The graphic message begins with "You now know you know someone who is HIV Positive." Snow is making such a dramatic statement because of the invisibility of openly-HIV positive people in Asia and the need for people to know that they know people who are, in fact, HIV positive. This serves the two-fold purpose of getting people to take HIV seriously enough to learn their HIV status, and to challenge the social and cultural stigmas facing people living with HIV/AIDS. Unfortunately, the majority of people in Asia who are HIV positive first learn of their status when they become ill. A person who learns their HIV positive status early after infection has the ability to then monitor with their health care providers CD-4 (T-cells) and viral load counts so they may begin a regime of medications when indicated, thereby dramatically increasing their chances of living a much longer, much healthier life.
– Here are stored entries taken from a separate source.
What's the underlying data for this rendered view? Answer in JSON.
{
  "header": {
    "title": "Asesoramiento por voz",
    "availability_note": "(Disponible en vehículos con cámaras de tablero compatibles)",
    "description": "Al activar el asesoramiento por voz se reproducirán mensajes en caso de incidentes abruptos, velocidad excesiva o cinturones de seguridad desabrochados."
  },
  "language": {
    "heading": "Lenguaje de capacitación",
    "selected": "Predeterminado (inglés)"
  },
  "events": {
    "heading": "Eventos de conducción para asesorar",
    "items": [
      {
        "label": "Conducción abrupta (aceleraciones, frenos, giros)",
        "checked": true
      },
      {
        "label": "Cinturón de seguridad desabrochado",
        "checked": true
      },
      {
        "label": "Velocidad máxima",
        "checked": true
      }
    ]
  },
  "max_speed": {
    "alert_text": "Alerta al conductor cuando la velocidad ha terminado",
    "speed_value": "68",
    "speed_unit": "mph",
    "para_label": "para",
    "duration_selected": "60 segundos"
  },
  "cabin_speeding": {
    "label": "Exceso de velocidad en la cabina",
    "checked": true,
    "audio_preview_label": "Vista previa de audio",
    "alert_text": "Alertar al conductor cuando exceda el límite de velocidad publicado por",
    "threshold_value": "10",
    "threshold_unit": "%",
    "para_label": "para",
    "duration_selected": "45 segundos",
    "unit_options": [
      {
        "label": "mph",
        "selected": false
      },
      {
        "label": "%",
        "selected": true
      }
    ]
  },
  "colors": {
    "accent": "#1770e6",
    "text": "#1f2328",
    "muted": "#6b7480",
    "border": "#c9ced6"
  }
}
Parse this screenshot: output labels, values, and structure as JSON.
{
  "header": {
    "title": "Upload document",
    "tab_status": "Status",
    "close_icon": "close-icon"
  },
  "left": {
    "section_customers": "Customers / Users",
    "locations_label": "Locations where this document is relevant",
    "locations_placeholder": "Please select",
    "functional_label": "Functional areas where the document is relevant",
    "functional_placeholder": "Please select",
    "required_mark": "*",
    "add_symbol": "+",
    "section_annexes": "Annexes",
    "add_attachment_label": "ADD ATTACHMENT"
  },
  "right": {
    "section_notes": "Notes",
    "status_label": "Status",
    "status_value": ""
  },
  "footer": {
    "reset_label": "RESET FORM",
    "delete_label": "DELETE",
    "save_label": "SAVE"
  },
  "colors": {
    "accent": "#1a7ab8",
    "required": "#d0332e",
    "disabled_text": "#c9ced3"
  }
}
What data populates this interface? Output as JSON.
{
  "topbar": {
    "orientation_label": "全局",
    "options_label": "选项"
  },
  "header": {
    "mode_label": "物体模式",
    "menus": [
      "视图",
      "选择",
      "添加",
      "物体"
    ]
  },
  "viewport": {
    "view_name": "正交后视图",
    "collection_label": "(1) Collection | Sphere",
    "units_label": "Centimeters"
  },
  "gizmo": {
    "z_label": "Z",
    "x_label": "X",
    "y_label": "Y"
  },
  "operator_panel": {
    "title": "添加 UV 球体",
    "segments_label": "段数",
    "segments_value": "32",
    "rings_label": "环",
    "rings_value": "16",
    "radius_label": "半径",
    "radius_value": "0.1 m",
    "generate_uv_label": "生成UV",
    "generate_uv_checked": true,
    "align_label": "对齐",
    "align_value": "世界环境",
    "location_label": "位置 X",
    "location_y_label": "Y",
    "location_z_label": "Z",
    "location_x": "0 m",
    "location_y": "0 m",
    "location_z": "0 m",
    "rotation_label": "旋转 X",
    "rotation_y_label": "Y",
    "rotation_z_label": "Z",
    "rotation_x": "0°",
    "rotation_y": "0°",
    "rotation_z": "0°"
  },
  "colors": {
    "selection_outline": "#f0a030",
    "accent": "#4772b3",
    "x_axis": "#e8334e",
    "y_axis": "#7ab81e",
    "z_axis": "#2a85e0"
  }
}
Snow also believes that anyone concerned enough about their HIV status to seek out a test who subsequently learns they are in fact HIV negative can be educated and counseled as part of the process of empowering them to remain HIV negative. After decades of adhering to safer sex practices, Snow became HIV positive in August of 2007 because he failed to use a condom, not for good reasons, but for "human reasons" he says, including the fact that he was depressed and seeking comfort in sex; was with a partner who stated and believed he was HIV negative; had a false sense of security about remaining negative since he had been negative for so long as a sexually active adult; and finally, was unaware that the rate of HIV infection among men who have sex with men in Bangkok exceeds 30%.